Controlled, non-inferiority trial of bupivacaine liposome injectable suspension

Objectives: Recently, a bupivacaine liposome injectable suspension (BLIS) became commercially available in the veterinary market that may provide local analgesia for 72 h. The purpose of this study was to compare a BLIS incisional block with a control protocol in cats after ovariohysterectomy (OHE). The hypothesis was that a BLIS block would provide equivalent pain relief. Methods: This study was designed as a randomized, double-blind, non-inferiority trial. Students performed an OHE followed by a two-layer incisional and body wall block with either standard bupivacaine (control) or BLIS. Postoperatively, cats in the control group received robenacoxib, whereas the BLIS cats received saline. All cats were evaluated using the feline Glasgow Composite Measure Pain Scale (GCMPS) at multiple time points postoperatively. Results: There were 24 control cats and 23 BLIS cats.

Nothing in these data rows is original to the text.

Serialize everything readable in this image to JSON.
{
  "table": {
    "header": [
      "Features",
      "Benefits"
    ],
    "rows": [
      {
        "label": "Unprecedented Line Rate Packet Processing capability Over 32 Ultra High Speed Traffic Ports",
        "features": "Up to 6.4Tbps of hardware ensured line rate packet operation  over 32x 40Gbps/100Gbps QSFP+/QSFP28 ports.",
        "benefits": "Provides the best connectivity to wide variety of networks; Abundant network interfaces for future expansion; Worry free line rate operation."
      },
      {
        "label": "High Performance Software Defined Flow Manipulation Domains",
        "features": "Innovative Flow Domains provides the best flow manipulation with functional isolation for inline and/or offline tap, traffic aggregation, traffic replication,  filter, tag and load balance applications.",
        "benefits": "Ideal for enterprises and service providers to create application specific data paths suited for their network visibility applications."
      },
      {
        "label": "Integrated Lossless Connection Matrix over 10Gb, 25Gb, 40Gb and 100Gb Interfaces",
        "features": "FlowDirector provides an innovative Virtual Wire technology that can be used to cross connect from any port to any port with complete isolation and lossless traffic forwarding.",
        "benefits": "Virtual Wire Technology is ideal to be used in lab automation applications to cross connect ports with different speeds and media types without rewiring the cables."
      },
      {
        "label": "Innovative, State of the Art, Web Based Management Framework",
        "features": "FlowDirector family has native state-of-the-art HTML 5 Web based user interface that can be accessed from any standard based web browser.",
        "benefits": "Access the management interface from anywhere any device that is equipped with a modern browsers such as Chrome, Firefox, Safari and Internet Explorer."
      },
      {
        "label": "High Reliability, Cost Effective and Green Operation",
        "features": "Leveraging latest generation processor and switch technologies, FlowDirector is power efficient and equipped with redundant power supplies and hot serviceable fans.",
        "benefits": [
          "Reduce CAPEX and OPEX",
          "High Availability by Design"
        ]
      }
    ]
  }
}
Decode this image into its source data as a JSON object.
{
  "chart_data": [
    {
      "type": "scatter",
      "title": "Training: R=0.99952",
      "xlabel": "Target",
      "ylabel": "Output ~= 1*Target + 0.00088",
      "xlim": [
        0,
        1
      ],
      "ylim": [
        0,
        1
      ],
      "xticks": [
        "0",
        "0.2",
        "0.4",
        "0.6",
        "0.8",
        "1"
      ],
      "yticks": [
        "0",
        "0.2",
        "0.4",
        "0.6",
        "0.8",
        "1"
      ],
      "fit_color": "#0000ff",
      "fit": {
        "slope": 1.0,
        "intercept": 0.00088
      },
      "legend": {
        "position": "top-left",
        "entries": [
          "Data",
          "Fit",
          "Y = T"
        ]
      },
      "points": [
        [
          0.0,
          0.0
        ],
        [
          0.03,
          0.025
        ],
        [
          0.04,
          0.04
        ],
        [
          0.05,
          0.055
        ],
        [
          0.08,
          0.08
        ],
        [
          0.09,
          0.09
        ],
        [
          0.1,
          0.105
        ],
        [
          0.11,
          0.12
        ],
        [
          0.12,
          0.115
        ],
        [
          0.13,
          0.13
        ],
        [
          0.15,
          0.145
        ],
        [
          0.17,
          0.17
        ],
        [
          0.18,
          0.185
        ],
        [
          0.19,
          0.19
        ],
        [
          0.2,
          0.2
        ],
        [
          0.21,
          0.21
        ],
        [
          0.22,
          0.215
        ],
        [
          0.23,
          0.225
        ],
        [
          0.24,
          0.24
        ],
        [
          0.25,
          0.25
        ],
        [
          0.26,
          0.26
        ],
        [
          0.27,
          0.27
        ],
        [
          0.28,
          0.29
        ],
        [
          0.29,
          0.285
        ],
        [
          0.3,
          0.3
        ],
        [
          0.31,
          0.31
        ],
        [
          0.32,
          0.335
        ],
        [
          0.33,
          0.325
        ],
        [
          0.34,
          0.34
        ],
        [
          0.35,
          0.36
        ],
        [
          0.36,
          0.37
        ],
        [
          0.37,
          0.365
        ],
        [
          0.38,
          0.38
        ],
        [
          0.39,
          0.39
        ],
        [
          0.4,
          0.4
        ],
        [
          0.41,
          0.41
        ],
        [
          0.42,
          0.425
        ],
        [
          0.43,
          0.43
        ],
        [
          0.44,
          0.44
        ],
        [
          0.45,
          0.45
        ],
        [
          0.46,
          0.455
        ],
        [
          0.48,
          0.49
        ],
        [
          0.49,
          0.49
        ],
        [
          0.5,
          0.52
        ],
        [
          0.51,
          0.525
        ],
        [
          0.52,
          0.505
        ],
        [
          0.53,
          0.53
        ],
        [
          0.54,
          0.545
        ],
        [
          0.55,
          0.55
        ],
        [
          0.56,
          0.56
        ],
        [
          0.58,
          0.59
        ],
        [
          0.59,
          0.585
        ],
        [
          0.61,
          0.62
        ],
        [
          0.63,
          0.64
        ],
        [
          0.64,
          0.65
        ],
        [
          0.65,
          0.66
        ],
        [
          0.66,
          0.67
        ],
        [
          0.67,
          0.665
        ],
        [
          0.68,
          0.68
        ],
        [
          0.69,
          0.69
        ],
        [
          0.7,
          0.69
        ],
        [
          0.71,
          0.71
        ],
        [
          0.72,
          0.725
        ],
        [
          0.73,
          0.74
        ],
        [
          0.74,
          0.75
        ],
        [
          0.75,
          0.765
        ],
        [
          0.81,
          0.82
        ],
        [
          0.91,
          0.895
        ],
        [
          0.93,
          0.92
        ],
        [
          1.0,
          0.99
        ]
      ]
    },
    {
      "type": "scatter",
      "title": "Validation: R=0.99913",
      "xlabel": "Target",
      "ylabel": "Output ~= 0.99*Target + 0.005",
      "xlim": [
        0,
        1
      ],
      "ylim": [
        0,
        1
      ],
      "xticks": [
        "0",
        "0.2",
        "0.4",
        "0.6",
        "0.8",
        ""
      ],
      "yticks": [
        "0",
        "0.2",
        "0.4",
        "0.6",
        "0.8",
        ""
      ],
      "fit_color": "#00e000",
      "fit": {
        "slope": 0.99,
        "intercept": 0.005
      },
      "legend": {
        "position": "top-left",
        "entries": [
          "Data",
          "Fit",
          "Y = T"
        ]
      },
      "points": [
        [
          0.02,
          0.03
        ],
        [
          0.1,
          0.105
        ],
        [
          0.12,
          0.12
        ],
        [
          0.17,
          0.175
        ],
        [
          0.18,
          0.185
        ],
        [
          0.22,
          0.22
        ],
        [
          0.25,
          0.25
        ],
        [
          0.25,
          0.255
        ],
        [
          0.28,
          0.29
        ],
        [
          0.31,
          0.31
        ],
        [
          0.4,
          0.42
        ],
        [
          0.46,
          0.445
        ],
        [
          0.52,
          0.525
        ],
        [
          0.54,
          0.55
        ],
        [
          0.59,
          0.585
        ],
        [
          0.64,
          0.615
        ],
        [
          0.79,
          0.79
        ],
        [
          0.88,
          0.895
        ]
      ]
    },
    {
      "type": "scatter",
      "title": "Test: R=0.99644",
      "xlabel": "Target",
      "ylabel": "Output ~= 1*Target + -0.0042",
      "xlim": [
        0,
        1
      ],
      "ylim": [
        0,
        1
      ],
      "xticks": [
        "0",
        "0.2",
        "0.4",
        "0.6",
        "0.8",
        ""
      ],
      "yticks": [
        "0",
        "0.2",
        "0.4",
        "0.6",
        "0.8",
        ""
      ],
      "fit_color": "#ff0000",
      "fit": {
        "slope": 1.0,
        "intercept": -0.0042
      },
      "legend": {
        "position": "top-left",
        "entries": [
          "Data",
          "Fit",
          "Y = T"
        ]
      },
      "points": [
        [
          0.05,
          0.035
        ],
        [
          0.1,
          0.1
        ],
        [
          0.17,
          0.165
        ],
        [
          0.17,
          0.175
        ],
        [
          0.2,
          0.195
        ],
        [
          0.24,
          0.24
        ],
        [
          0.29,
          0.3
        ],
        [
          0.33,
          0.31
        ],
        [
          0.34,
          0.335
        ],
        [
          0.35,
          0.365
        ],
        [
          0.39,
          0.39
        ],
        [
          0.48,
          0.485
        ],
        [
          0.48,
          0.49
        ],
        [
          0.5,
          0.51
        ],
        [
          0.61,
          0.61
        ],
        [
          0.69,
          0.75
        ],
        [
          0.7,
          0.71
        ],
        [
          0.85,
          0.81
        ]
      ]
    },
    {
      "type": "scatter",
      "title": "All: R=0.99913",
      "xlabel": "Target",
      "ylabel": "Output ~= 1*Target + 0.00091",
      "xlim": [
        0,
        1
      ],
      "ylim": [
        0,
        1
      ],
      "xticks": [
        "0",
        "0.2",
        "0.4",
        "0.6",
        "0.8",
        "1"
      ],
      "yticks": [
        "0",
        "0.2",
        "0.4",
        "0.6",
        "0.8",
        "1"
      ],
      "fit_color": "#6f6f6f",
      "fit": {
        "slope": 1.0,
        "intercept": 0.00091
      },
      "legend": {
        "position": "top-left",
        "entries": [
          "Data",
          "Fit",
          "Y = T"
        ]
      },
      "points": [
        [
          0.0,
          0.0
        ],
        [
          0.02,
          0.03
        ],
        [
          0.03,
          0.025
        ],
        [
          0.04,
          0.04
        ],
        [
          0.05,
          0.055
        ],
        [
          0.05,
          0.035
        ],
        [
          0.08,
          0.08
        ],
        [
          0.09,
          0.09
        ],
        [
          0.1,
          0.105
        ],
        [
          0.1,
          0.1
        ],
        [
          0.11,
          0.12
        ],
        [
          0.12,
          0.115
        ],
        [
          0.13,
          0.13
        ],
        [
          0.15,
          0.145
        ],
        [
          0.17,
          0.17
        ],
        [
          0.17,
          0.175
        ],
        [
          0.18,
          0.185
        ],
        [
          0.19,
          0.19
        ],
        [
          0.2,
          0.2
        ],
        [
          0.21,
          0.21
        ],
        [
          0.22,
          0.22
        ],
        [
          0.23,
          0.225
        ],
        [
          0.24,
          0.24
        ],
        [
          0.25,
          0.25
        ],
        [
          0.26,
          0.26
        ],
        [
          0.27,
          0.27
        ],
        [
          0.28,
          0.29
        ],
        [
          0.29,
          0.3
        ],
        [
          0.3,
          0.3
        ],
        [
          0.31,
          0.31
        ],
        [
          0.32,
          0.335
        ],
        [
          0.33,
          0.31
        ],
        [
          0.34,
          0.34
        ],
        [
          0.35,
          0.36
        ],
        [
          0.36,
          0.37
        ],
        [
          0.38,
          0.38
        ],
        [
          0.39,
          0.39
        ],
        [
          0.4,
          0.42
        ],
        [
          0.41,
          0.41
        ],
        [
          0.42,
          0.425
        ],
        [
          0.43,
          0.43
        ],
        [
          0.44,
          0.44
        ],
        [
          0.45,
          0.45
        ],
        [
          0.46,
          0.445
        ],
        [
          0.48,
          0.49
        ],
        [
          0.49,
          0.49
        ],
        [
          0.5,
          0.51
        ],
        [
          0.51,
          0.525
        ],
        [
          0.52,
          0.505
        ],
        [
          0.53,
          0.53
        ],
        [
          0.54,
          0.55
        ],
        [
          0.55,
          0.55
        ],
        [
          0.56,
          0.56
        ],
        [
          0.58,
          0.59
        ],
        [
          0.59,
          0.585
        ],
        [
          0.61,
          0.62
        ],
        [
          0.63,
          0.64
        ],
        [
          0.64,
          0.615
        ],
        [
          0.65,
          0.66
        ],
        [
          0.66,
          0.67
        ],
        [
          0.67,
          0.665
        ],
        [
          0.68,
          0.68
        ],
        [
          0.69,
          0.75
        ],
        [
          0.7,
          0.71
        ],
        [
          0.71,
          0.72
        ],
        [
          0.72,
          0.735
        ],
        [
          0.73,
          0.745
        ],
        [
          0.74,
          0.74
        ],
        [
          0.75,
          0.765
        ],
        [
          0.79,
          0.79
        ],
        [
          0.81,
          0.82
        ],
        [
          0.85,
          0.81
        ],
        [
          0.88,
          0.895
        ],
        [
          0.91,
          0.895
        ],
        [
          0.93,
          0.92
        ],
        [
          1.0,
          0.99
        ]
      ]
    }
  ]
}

One cat from each group required rescue medication. The mean GCMPS scores were low and the groups were equivalent at all time points (P <0.05). This study showed that BLIS was equivalent to the control group up to 42 h and pain scores remained low up to 68 h after surgery. Conclusions and relevance: BLIS incisional block is equivalent to a control pain protocol and reduces the need for continued postoperative drug administration.